This is the latest and, I believe, the best of the books written by jazz musicians. Most of them, particularly those by Bill Coleman, Drew Page, and Harry Dial, are rewarding in one way or another. All of these men, including Preston Love, came up in the years before World War II and gained experience working in local bands, then territory outfits, and finally on the national stage as members of some of the greatest bands of that era. Except for this memoir by Preston Love, all of these books have an as-told-to aura, which is not necessarily bad considering the almost total recall for news, dates and places that prove so valuable to the historian trying to assemble events years later.

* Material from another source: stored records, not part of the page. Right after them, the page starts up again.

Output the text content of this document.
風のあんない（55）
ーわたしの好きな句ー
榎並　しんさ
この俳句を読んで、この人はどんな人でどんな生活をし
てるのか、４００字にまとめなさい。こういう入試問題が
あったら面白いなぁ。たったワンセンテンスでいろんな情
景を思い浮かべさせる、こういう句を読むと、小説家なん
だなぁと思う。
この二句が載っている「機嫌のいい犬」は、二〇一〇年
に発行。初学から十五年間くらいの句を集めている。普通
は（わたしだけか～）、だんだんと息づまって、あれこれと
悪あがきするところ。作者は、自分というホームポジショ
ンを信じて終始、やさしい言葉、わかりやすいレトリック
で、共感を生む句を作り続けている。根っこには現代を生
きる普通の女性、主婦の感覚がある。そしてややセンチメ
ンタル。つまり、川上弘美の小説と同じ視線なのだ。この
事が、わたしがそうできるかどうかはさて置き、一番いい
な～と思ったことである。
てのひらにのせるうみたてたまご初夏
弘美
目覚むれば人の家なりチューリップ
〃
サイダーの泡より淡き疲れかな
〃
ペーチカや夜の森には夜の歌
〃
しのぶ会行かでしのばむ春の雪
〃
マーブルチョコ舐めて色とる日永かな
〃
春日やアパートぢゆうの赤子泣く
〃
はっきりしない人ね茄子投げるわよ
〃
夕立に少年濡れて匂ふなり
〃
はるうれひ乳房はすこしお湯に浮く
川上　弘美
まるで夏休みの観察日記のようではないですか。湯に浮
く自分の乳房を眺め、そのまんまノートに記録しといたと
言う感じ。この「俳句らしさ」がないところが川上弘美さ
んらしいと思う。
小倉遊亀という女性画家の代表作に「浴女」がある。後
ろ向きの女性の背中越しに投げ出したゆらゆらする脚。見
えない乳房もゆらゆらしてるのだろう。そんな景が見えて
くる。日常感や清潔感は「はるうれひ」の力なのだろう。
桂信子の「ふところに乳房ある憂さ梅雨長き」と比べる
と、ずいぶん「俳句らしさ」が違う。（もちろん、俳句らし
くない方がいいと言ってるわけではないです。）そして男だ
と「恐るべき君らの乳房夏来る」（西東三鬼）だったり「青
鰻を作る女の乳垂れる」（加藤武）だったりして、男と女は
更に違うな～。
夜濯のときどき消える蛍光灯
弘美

In Mr. Love’s case – perhaps because he is a decade or more younger than the other men – are drawn in by his incisive portraits of the players and leaders with whom he came in contact. His book is more useful than the others if, for no other reason than he continued to have a high profile career long after the big band era was over and therefore brings the narrative to recent time.

Even before he became a player, Love started out idolizing the sound and style of Earl Warren, the lead saxist with Count Basie between 1937 and 1949. Before long he became an adept alto player and a particularly swift and accurate reader, in demand with the best territory outfits like the ones run by Lloyd Hunter and Nat Towles. The difficult arrangements he had to read in the Towles band prepared him for his stint with the Count Basie band which he joined in 1943 due to Earl Warren’s illness. On Warren’s return six weeks later, Love moved into Lucky Millinder’s band and was on his way.

Each chapter is a gem. Those dealing with the Basie years are particularly moving. When he joined it full time in 1945, they were playing to packed houses throughout the country. This continued through 1946 with enthusiastic crowds greeting Basie’s superb band. Almost without warning, in 1947, they found themselves playing to half-empty theaters with indifferent, almost hostile audiences. Rhythm and blues and be pob had drawn the audience away. The inevitable consequence was an erosion of the standard Basie had established with his swing style for so many years. Love returned to Omaha the next year and started his own territory band without success. But by the early 1950’s, he was well established in the field and was earning good money playing a mix of swing and Lombardo style that kept him well employed for almost a decade.

In 1961, Johnny Otis, the drummer who was his old friend, and with whom he had first worked in Lloyd Hunter’s band twenty years earlier, called him to come out to Los Angeles and get in on the burgeoning soul bandwagon. A year or two later, Love answered an audition to work for the Temptations. When Love’s turn came around, he played their big hit, “My Girl,” which was written in a particularly difficult high key, with a stunning rich full tone. Quickly dismissing the other contenders, Cornelius Grant, their bandleader, said, “We have had this music, especially “My Girl,” played by alto men all over the country, but nobody ever played it as quickly or with all that soulful phrasing.” From then on, Love’s status as an important member of the Temptations’ back-up band and ultimately the west coast bandleader for all of Motown’s acts were assured.

Eventually Love gave up his lucrative life to return to Omaha where he still plays locally, writes for the Omaha Star, lectures at colleges in the area, and occasionally tours Europe. In A Thousand Honey Creeks Later, he has produced a lively and colorful memoir.